Ever since the autumn of 1943 Het Parool had been trying to win London over to its vision of the future of the press. It had argued for a strict purging of the press in articles and memos. The former illegal press would have to assume the responsibility for a part of the task of the dissemination of news immediately after liberation until the work of purging had been completed. Het Parool also supported press regulation in the future. The fact that this principle was enshrined in the Press Decree of September 1944 was partly due to the influence of Van Heuven Goedhart, who went to England in April 1944 as a representative of some of the illegal groups. Het Parool’s radical views on the purging and regulation of the press also ran up against resistance both on the part of the daily papers which had continued to appear during the war and from the groups which were concerned with the question of the dissemination of news immediately after liberation. The Minister of Home Affairs in London, J.A.W.Burger, who was responsible fur matters of this kind, sympathised with the views of Het Parool. The paper tried to find presses in the Netherlands where the postwar paper could be printed under contract. De Telegraaf, the big national daily which was due in be purged and whose printing press was to be shut down after the war, was approached for the national edition of Het Parool. As a result of the measures which had been adopted by the government-appointed Board of Agents (College van Vertrouwensmannen) in August 1944, it was possible to print Het Parool there after the liberation.

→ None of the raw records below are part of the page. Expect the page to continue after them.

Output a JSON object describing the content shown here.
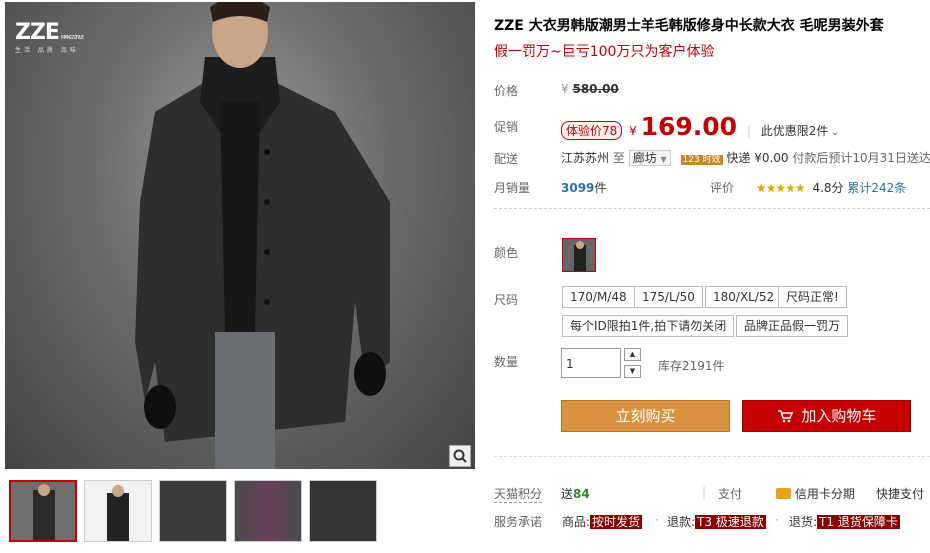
{
  "brand": {
    "logo": "ZZE",
    "logo_small": "MANG STYLE",
    "tagline": "生活 品质 品味"
  },
  "title": "ZZE 大衣男韩版潮男士羊毛韩版修身中长款大衣 毛呢男装外套",
  "subtitle": "假一罚万~巨亏100万只为客户体验",
  "price": {
    "label": "价格",
    "currency": "¥",
    "original": "580.00"
  },
  "promo": {
    "label": "促销",
    "badge": "体验价78",
    "currency": "¥",
    "price": "169.00",
    "limit": "此优惠限2件"
  },
  "delivery": {
    "label": "配送",
    "from": "江苏苏州",
    "to_word": "至",
    "to": "廊坊",
    "time_badge": "123 时效",
    "express": "快递 ¥0.00",
    "note": "付款后预计10月31日送达"
  },
  "sales": {
    "label": "月销量",
    "count": "3099",
    "unit": "件",
    "rating_label": "评价",
    "stars": "★★★★★",
    "score": "4.8分",
    "reviews": "累计242条"
  },
  "color": {
    "label": "颜色"
  },
  "size": {
    "label": "尺码",
    "options": [
      "170/M/48",
      "175/L/50",
      "180/XL/52",
      "尺码正常!"
    ],
    "notes": [
      "每个ID限拍1件,拍下请勿关闭",
      "品牌正品假一罚万"
    ]
  },
  "quantity": {
    "label": "数量",
    "value": "1",
    "stock": "库存2191件"
  },
  "buttons": {
    "buy": "立刻购买",
    "cart": "加入购物车"
  },
  "bottom": {
    "points_label": "天猫积分",
    "points_prefix": "送",
    "points": "84",
    "pay_label": "支付",
    "credit": "信用卡分期",
    "quick": "快捷支付",
    "service_label": "服务承诺",
    "goods_prefix": "商品:",
    "goods_tag": "按时发货",
    "refund_prefix": "退款:",
    "refund_tag": "T3 极速退款",
    "return_prefix": "退货:",
    "return_tag": "T1 退货保障卡"
  },
  "icons": {
    "zoom": "magnifier-icon",
    "cart": "cart-icon",
    "card": "credit-card-icon"
  }
}
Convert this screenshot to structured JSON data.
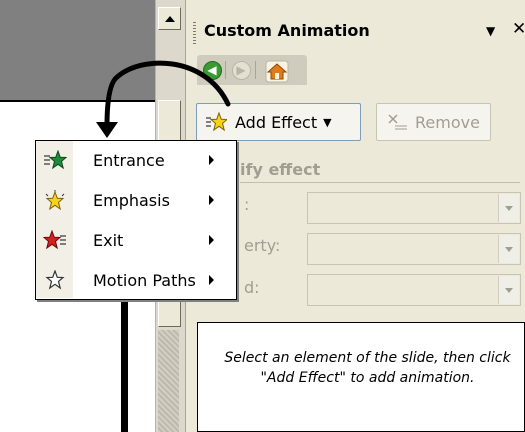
{
  "task_pane": {
    "title": "Custom Animation",
    "dropdown_icon": "▼",
    "close_icon": "✕",
    "nav": {
      "back_icon": "back-arrow-icon",
      "forward_icon": "forward-arrow-icon",
      "home_icon": "home-icon"
    },
    "add_effect_label": "Add Effect",
    "remove_label": "Remove",
    "modify_heading": "ify effect",
    "start_label": ":",
    "property_label": "erty:",
    "speed_label": "d:",
    "list_hint": "Select an element of the slide, then click \"Add Effect\" to add animation."
  },
  "menu": {
    "items": [
      {
        "label": "Entrance",
        "icon": "entrance-star-icon",
        "color": "#1f8a3a"
      },
      {
        "label": "Emphasis",
        "icon": "emphasis-star-icon",
        "color": "#f2c400"
      },
      {
        "label": "Exit",
        "icon": "exit-star-icon",
        "color": "#d42020"
      },
      {
        "label": "Motion Paths",
        "icon": "motion-path-star-icon",
        "color": "#ffffff"
      }
    ]
  },
  "colors": {
    "pane_background": "#ece9d8",
    "slide_gray": "#808080",
    "disabled_text": "#a19e91"
  }
}
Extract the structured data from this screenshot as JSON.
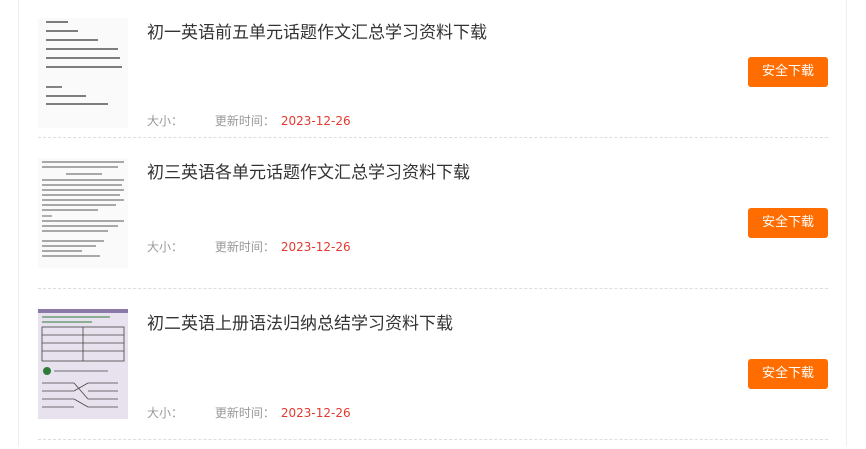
{
  "list": {
    "items": [
      {
        "title": "初一英语前五单元话题作文汇总学习资料下载",
        "size_label": "大小：",
        "size_value": "",
        "update_label": "更新时间：",
        "date": "2023-12-26",
        "button_label": "安全下载",
        "thumb_icon": "document-thumbnail"
      },
      {
        "title": "初三英语各单元话题作文汇总学习资料下载",
        "size_label": "大小：",
        "size_value": "",
        "update_label": "更新时间：",
        "date": "2023-12-26",
        "button_label": "安全下载",
        "thumb_icon": "document-thumbnail"
      },
      {
        "title": "初二英语上册语法归纳总结学习资料下载",
        "size_label": "大小：",
        "size_value": "",
        "update_label": "更新时间：",
        "date": "2023-12-26",
        "button_label": "安全下载",
        "thumb_icon": "worksheet-photo-thumbnail"
      }
    ]
  },
  "colors": {
    "button_bg": "#ff6d00",
    "date_text": "#e23a2e",
    "title_text": "#333333",
    "meta_text": "#999999"
  }
}
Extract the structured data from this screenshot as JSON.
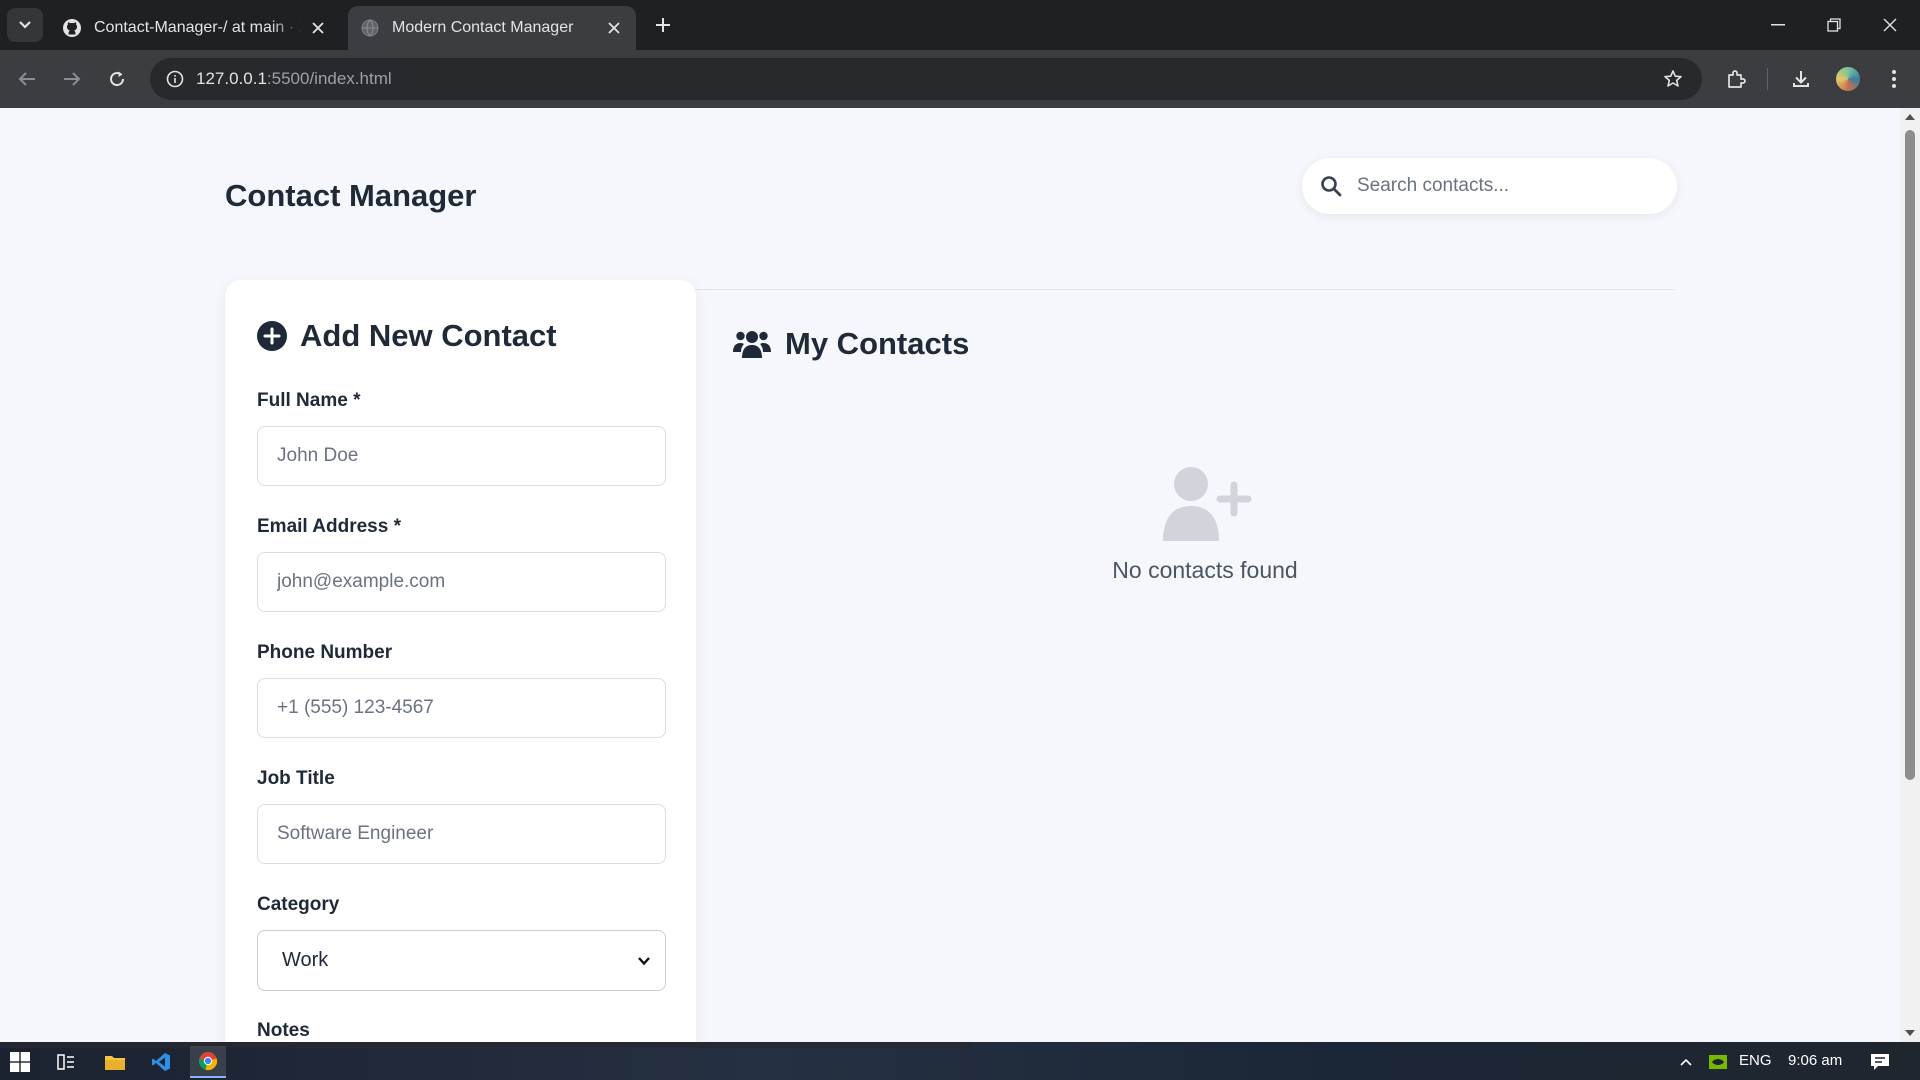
{
  "browser": {
    "tabs": [
      {
        "title": "Contact-Manager-/ at main · Za",
        "icon": "github-icon",
        "active": false
      },
      {
        "title": "Modern Contact Manager",
        "icon": "globe-icon",
        "active": true
      }
    ],
    "url_host": "127.0.0.1",
    "url_rest": ":5500/index.html"
  },
  "header": {
    "title": "Contact Manager",
    "search_placeholder": "Search contacts..."
  },
  "form": {
    "title": "Add New Contact",
    "fields": [
      {
        "label": "Full Name *",
        "placeholder": "John Doe"
      },
      {
        "label": "Email Address *",
        "placeholder": "john@example.com"
      },
      {
        "label": "Phone Number",
        "placeholder": "+1 (555) 123-4567"
      },
      {
        "label": "Job Title",
        "placeholder": "Software Engineer"
      }
    ],
    "category_label": "Category",
    "category_value": "Work",
    "notes_label": "Notes"
  },
  "contacts": {
    "title": "My Contacts",
    "empty_message": "No contacts found"
  },
  "taskbar": {
    "language": "ENG",
    "time": "9:06 am"
  },
  "colors": {
    "page_bg": "#f5f7fc",
    "text_primary": "#1f2937",
    "icon_muted": "#d1d5db"
  }
}
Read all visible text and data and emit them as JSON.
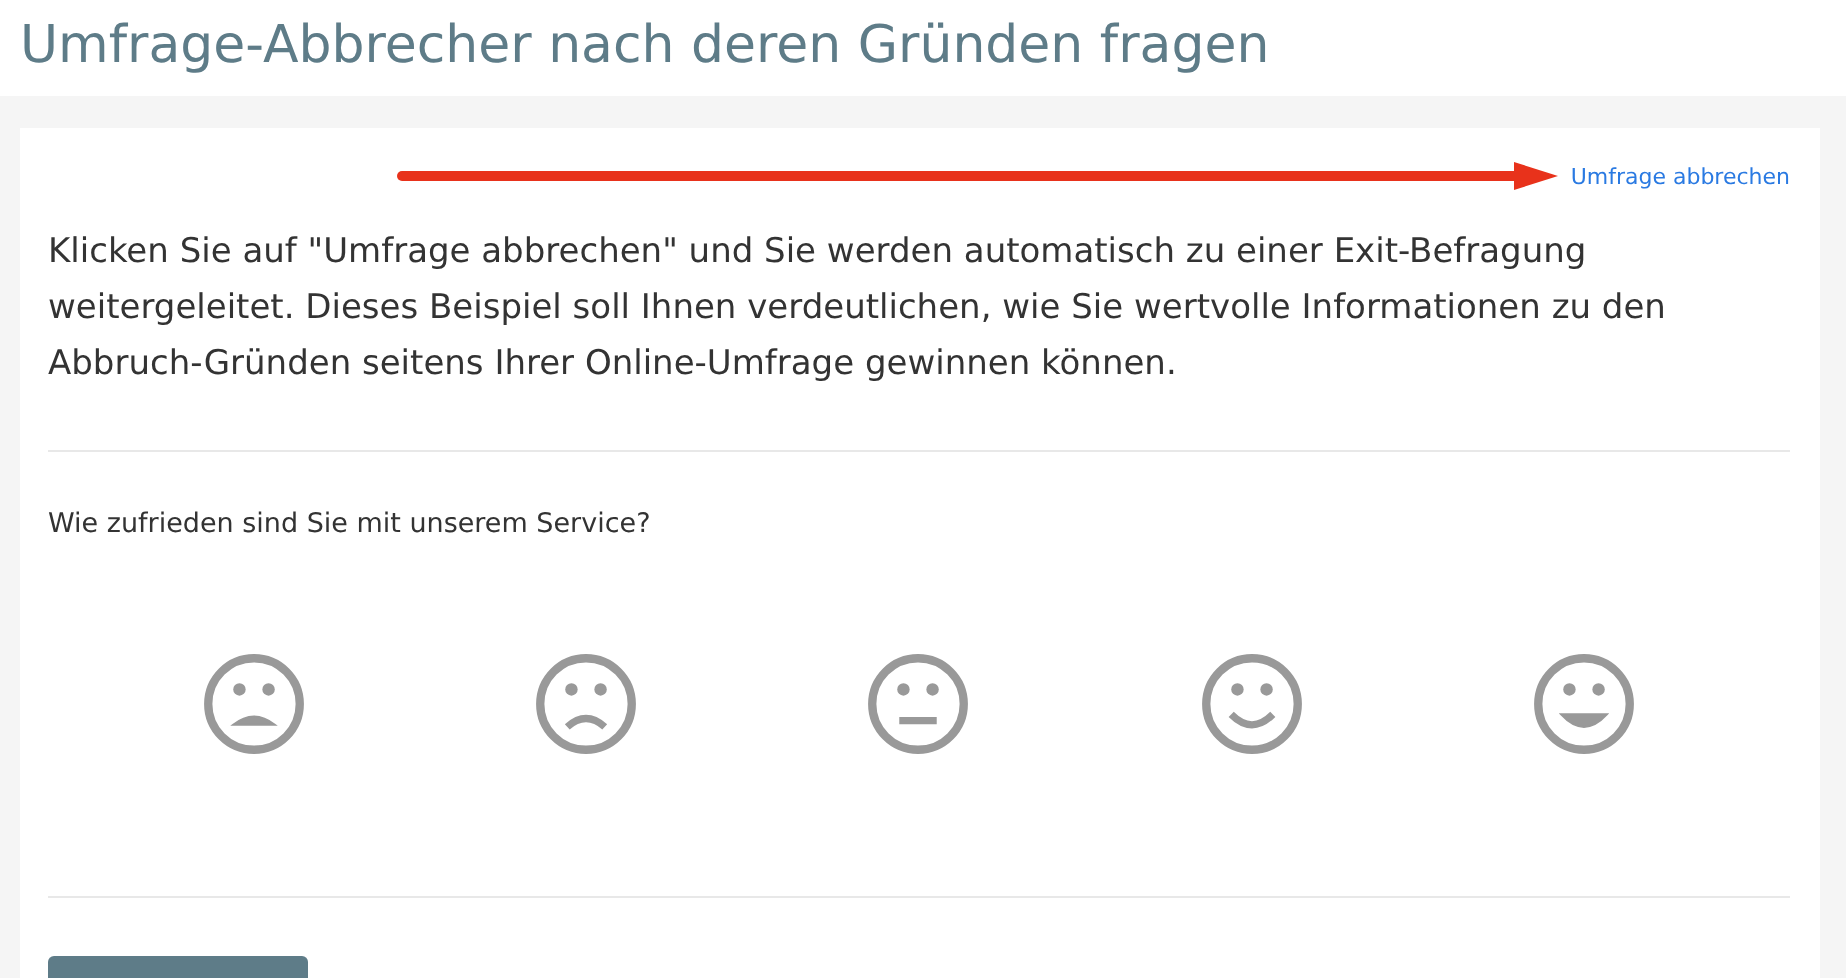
{
  "page_title": "Umfrage-Abbrecher nach deren Gründen fragen",
  "cancel_link": "Umfrage abbrechen",
  "intro": "Klicken Sie auf \"Umfrage abbrechen\" und Sie werden automatisch zu einer Exit-Befragung weitergeleitet. Dieses Beispiel soll Ihnen verdeutlichen, wie Sie wertvolle Informationen zu den Abbruch-Gründen seitens Ihrer Online-Umfrage gewinnen können.",
  "question": "Wie zufrieden sind Sie mit unserem Service?",
  "faces": [
    {
      "kind": "very-sad"
    },
    {
      "kind": "sad"
    },
    {
      "kind": "neutral"
    },
    {
      "kind": "happy"
    },
    {
      "kind": "very-happy"
    }
  ]
}
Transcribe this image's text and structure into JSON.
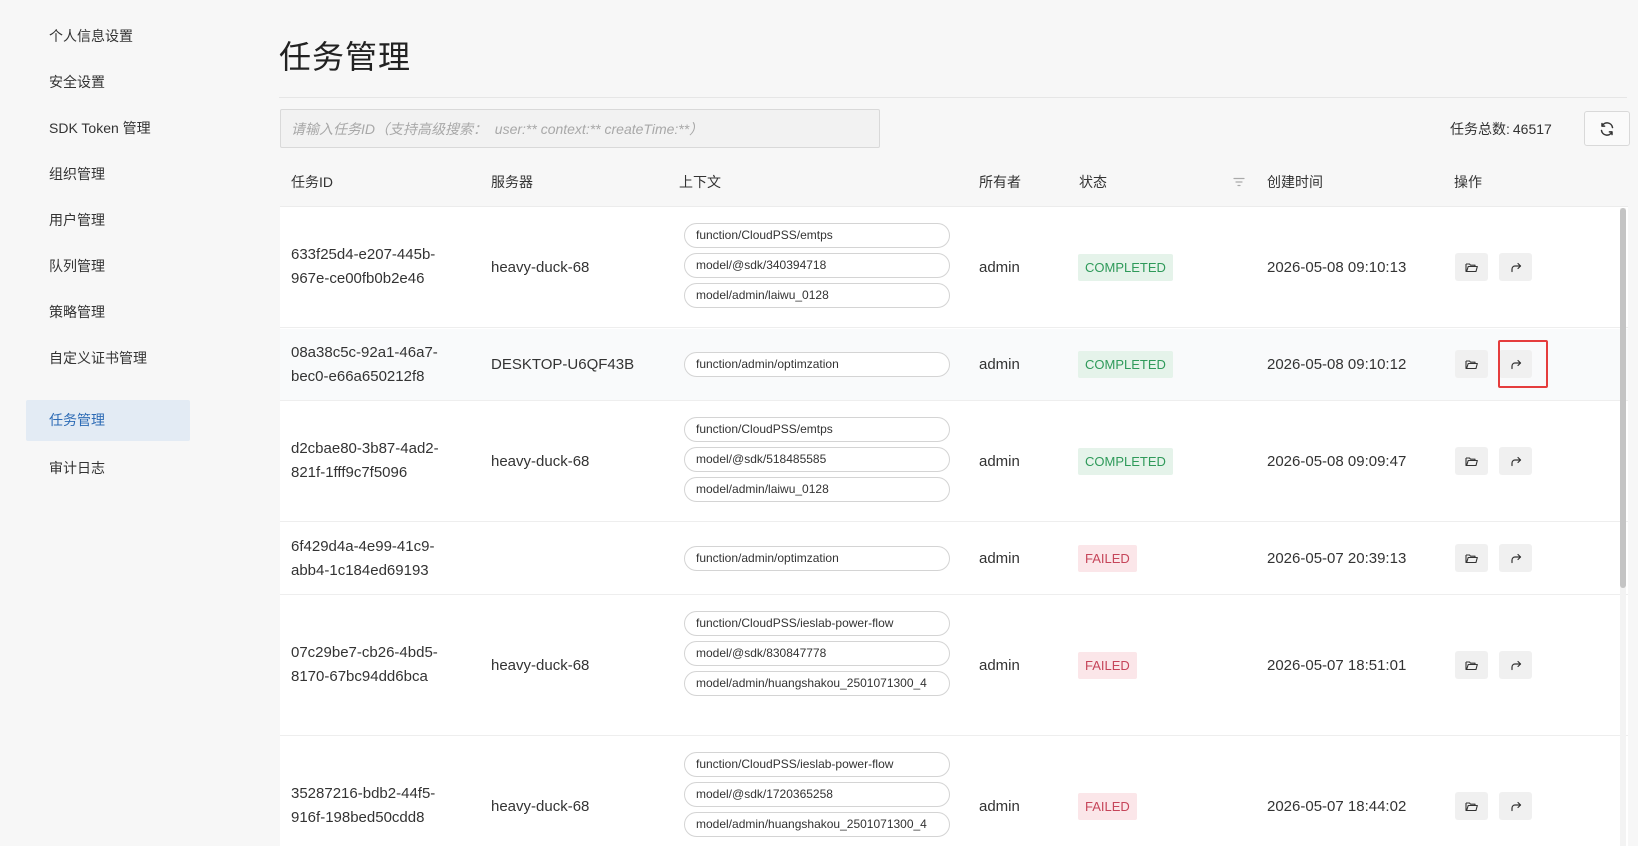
{
  "sidebar": {
    "items": [
      {
        "label": "个人信息设置"
      },
      {
        "label": "安全设置"
      },
      {
        "label": "SDK Token 管理"
      },
      {
        "label": "组织管理"
      },
      {
        "label": "用户管理"
      },
      {
        "label": "队列管理"
      },
      {
        "label": "策略管理"
      },
      {
        "label": "自定义证书管理"
      },
      {
        "label": "任务管理",
        "active": true
      },
      {
        "label": "审计日志"
      }
    ]
  },
  "main": {
    "title": "任务管理",
    "search": {
      "value": "",
      "placeholder": "请输入任务ID（支持高级搜索：  user:** context:** createTime:**）"
    },
    "total_label": "任务总数:",
    "total_value": "46517",
    "refresh_icon": "refresh-icon"
  },
  "table": {
    "columns": [
      "任务ID",
      "服务器",
      "上下文",
      "所有者",
      "状态",
      "创建时间",
      "操作"
    ],
    "rows": [
      {
        "id_line1": "633f25d4-e207-445b-",
        "id_line2": "967e-ce00fb0b2e46",
        "server": "heavy-duck-68",
        "contexts": [
          "function/CloudPSS/emtps",
          "model/@sdk/340394718",
          "model/admin/laiwu_0128"
        ],
        "owner": "admin",
        "status": "COMPLETED",
        "created": "2026-05-08 09:10:13"
      },
      {
        "id_line1": "08a38c5c-92a1-46a7-",
        "id_line2": "bec0-e66a650212f8",
        "server": "DESKTOP-U6QF43B",
        "contexts": [
          "function/admin/optimzation"
        ],
        "owner": "admin",
        "status": "COMPLETED",
        "created": "2026-05-08 09:10:12"
      },
      {
        "id_line1": "d2cbae80-3b87-4ad2-",
        "id_line2": "821f-1fff9c7f5096",
        "server": "heavy-duck-68",
        "contexts": [
          "function/CloudPSS/emtps",
          "model/@sdk/518485585",
          "model/admin/laiwu_0128"
        ],
        "owner": "admin",
        "status": "COMPLETED",
        "created": "2026-05-08 09:09:47"
      },
      {
        "id_line1": "6f429d4a-4e99-41c9-",
        "id_line2": "abb4-1c184ed69193",
        "server": "",
        "contexts": [
          "function/admin/optimzation"
        ],
        "owner": "admin",
        "status": "FAILED",
        "created": "2026-05-07 20:39:13"
      },
      {
        "id_line1": "07c29be7-cb26-4bd5-",
        "id_line2": "8170-67bc94dd6bca",
        "server": "heavy-duck-68",
        "contexts": [
          "function/CloudPSS/ieslab-power-flow",
          "model/@sdk/830847778",
          "model/admin/huangshakou_2501071300_4"
        ],
        "owner": "admin",
        "status": "FAILED",
        "created": "2026-05-07 18:51:01"
      },
      {
        "id_line1": "35287216-bdb2-44f5-",
        "id_line2": "916f-198bed50cdd8",
        "server": "heavy-duck-68",
        "contexts": [
          "function/CloudPSS/ieslab-power-flow",
          "model/@sdk/1720365258",
          "model/admin/huangshakou_2501071300_4"
        ],
        "owner": "admin",
        "status": "FAILED",
        "created": "2026-05-07 18:44:02"
      }
    ]
  },
  "icons": {
    "open": "folder-open-icon",
    "forward": "share-forward-icon",
    "filter": "filter-icon"
  },
  "colors": {
    "completed_bg": "#e5f3ea",
    "completed_text": "#2f9a5a",
    "failed_bg": "#fbe6e9",
    "failed_text": "#c6455a",
    "active_nav_bg": "#e3ebf4",
    "highlight": "#e53d3d"
  }
}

The final chapter deals with Het Parool in the immediate aftermath of the war. The circulation of the Amsterdam edition of Het Parool soon reached 100,000. Local editions of Het Parool appeared in more than ten cities in the country.

‘The liberation paper’ was how Het Parool referred to itself on one of its liberation posters. This slogan can be interpreted in three ways: as a resistance paper, Het Parool had fought for the liberation; it had tried to deliver the Netherlands from the errors which had marked the prewar system; and from 5 May 1945 it was issued as a daily paper for the society which had just been liberated. For five years Het Parool had functioned as the mouthpiece of those whose longing for social renewal had been strengthened by the experience of war and occupation. The response that it received, however, was partly due to the temporary absence of the appropriate politic channels during the occupation. Het Parool prospered until the Contact Committee started up. However, the claims that it made on the basis of its role in the underground ran up against resistance on the part of the political forces which were operative in 1944 both within and outside the Contact Committee, in the liberated South of the Netherlands and in London. From then on Het Parool was a group which provoked opposition and resistance instead of being the illegal paper which could count on much respect and had played an important role in the illegal Dutch organisations. Whatever influence Het Parool may have had on the Netherlands in the postwar period, its political role in the struggle for a new postwar system during the occupation is above all in its role as one of the big illegal papers which joined in the struggle against the occupying forces.